A vitamin K deficiency- associated bleeding tendency during antibiotic therapy has recently become a serious problem, especially with the use of the new cephems. Broad spectrum antibiotics such as the cephems of the 2nd and 3rd generation may cause a marked change in the intestinal bacterial flora, leading to vitamin K deficiency in some patients. The changes of the intestinal bacterial flora and blood coagulation system including protein induced by vitamin K absence or antagonist (PIVKA II), an abnormal prothrombin which is demonstrated in patients with vitamin K deficiency, were investigated in children during antibiotic therapy. The influences of oral food intake and diarrhea, and the differences classified by antibiotics and age were also investigated.
Among the 160 patients, 37 patients (23%) showed the existence of PIVKA II and 24 patiens (15%) showed an abnormal prothrombin time (PT), activated partial thromboplastin time (APTT), hepaplastin test (HPT), and thrombotest (TT). Bleeding tendencies were noted in 11 patients (7%). PIVKA II became positive within 7 days after the initiation of antibiotics in 71% of the 37 patients, and returned negative with vitamin K administration.

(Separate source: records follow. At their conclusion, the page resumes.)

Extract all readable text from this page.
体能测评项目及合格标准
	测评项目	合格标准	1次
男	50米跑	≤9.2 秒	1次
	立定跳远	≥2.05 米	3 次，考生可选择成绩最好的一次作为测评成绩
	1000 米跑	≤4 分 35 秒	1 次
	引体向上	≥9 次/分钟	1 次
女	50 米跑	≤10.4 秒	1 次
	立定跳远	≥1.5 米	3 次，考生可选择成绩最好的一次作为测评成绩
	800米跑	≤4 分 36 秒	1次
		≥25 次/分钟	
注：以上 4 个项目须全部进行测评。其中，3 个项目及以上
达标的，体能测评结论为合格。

PIVKA II was infrequently demonstrated in infants and frequently demonstrated in patients with sepsis, intrauterine infection, and central nervous system infection. None of patients with urinary tract infection were positive for PIVKA II. As for the relationship between the detection rate of PIVKA II and the antibiotics used, PIVKA II was frequently demonstrated in patients treated with latamoxef (LMOX), cefmetazole (CMZ), and cefoperazone (CPZ). None of the patients treated with cefotaxime (CTX), ceftazidime (CAZ), and ampicillin (ABPC) were positive for PIVKA II. LMOX, CMZ and CPZ have a 1-methyl-1-H-tetrazole-5-yl-thiomethyl group at position 3 of dihydrothiazine nucleus, and further investigation about the influences of this group to the vitamin K assosiated blood coagulation system is necessary.

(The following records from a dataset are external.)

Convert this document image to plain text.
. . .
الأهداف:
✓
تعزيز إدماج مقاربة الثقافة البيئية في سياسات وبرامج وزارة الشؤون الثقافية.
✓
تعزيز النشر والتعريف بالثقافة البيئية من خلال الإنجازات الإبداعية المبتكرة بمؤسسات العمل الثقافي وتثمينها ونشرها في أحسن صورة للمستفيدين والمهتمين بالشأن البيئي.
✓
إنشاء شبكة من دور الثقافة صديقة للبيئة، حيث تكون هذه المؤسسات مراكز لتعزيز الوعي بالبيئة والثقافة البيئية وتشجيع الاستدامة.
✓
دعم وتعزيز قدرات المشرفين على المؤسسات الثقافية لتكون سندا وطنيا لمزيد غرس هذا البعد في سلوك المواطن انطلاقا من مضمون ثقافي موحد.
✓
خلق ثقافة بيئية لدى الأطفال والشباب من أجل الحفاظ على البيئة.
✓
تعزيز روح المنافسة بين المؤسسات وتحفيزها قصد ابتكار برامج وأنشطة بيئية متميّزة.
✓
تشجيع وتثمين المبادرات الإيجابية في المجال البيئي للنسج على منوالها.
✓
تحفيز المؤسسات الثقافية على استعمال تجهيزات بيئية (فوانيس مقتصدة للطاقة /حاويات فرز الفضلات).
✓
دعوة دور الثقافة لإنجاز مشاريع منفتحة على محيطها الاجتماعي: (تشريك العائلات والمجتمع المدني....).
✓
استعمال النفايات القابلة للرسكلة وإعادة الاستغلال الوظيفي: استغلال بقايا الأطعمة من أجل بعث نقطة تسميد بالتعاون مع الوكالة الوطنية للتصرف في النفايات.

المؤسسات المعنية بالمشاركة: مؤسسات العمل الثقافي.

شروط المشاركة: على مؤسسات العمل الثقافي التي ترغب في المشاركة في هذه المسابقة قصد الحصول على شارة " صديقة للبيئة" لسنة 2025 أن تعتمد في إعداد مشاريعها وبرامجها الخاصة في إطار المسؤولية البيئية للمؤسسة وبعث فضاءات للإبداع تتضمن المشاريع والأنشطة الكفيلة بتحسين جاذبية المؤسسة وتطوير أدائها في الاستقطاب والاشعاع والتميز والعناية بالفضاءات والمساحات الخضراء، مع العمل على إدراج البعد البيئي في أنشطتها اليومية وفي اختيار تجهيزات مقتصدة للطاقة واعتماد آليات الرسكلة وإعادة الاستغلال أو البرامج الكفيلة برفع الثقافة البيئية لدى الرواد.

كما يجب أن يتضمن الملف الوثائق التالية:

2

The change of the intestinal bacterial flora was investigated for 124 of the 160 patients, and 83 of those (67%) showed a decrease of the intestinal bacterial flora. Twenty-three of the 83 patients (28%) were positive for PIVKA II. In 23 patients who had both a decrease of the intestinal bacterial flora and a decrease of oral food intake with or without diarrhea, 15 patients showed positive PIVKA II, a detection rate of 65%. This suggests that insufficient oral intake of vitamin K and the decrease of the intestinal bacterial flora play important roles in the etiology of the vitamin K deficiency during antibiotic therapy. A careful monitoring of the blood coagulation system, including PIVKA II, is necessary for patients receiving antibiotic therapy with broad spectrum agents such at the new cephems, and prophylactic use of vitamin K is indicated in newborn infants and patients with poor oral intake.